The Prince William Sound Regional Citizens’ Advisory Council is an independent non-profit corporation guided by its mission: citizens promoting environmentally safe operation of the Alyeska Pipeline marine terminal in Valdez and the oil tankers that use it.

The council’s board and committee members volunteer many hours using their expertise to help maintain safe oil transportation in Prince William Sound. Photo by Amanda Johnson.

The council’s board and committee members volunteer many hours using their expertise to help maintain safe oil transportation in Prince William Sound.

The council is a voice for the people and groups with the most to lose from another catastrophic crude oil spill in Prince William Sound. The council’s 19 member organizations include representatives from communities, aquaculture, commercial fishing, environmental, Alaska Native, recreation, and tourism groups. They include communities and interest groups in a region stretching from the sound itself to Kodiak Island to lower Cook Inlet—all areas that were touched by oil from the Exxon Valdez oil spill.

 

Our Responsibility

The council’s influence depends on quality, accurate research on oil transportation safety and the environmental impacts of the Valdez Marine Terminal and tankers. The council regularly retains experts in various fields to conduct independent research on issues related to oil transportation safety.

A unique approach

The council is unique in having no mission except promoting environmental safety and informing the public about it, while industry and government must manage competing missions:

  • Industry must balance the need for environmental protection against the pressure for profits.
  • Government agencies can be subject to political pressure to promote economic development and minimize the regulatory burden on industry.

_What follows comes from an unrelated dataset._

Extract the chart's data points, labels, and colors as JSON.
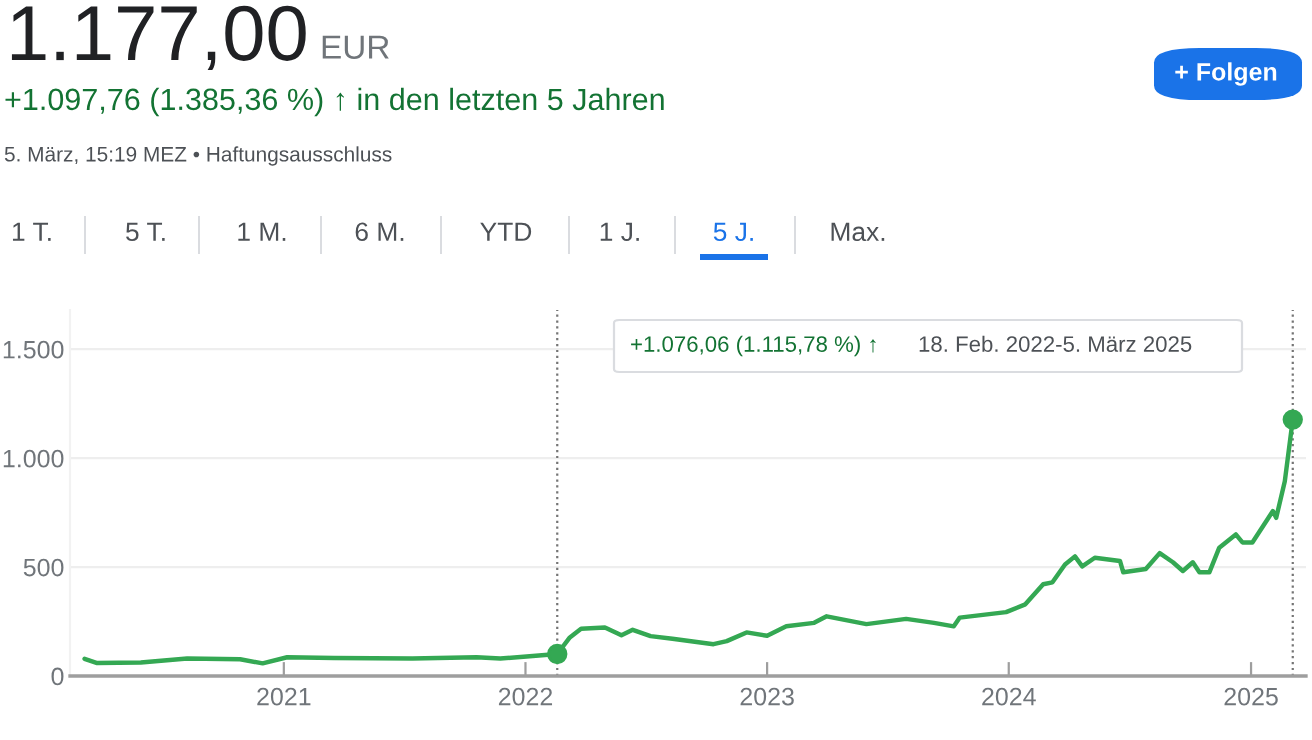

The citizens’ council, by contrast, is relatively free from political and financial pressure. The council’s advisory role and its diverse, community-based board largely insulate it from direct lobbying and other usual forms of political pressure.

The 1989 Exxon Valdez experience demonstrated that the oil industry could learn from people who live and work in the region affected by the terminal and tanker operations. A moral imperative also emerged from the Exxon Valdez spill: those people with the most to lose from oil pollution must have a voice in the decisions that put their livelihoods and communities at risk.

Structure

The council’s structure and responsibilities stem from two documents:

Contract with Alyeska Pipeline Service Co.: The first document is a contract with Alyeska Pipeline Service Co., which operates the trans-Alaska pipeline as well as the Valdez terminal. Although this contract guarantees annual funding for the council, it also ensures absolute independence from Alyeska as long as oil flows through the trans-Alaska pipeline.

For more information:  Contract with Alyeska Pipeline Service Co.

Oil Pollution Act of 1990 (OPA 90): The second guiding document is the federal Oil Pollution Act of 1990. In the Oil Pollution Act of 1990, Congress mandated citizens’ councils for Prince William Sound and Cook Inlet. The purpose of these councils is to promote partnership and cooperation among local citizens, industry and government, and to build trust and provide citizen oversight of environmental compliance by oil terminals and tankers. Congress identified complacency on the part of the oil industry and government regulators as a root cause of the Exxon Valdez spill.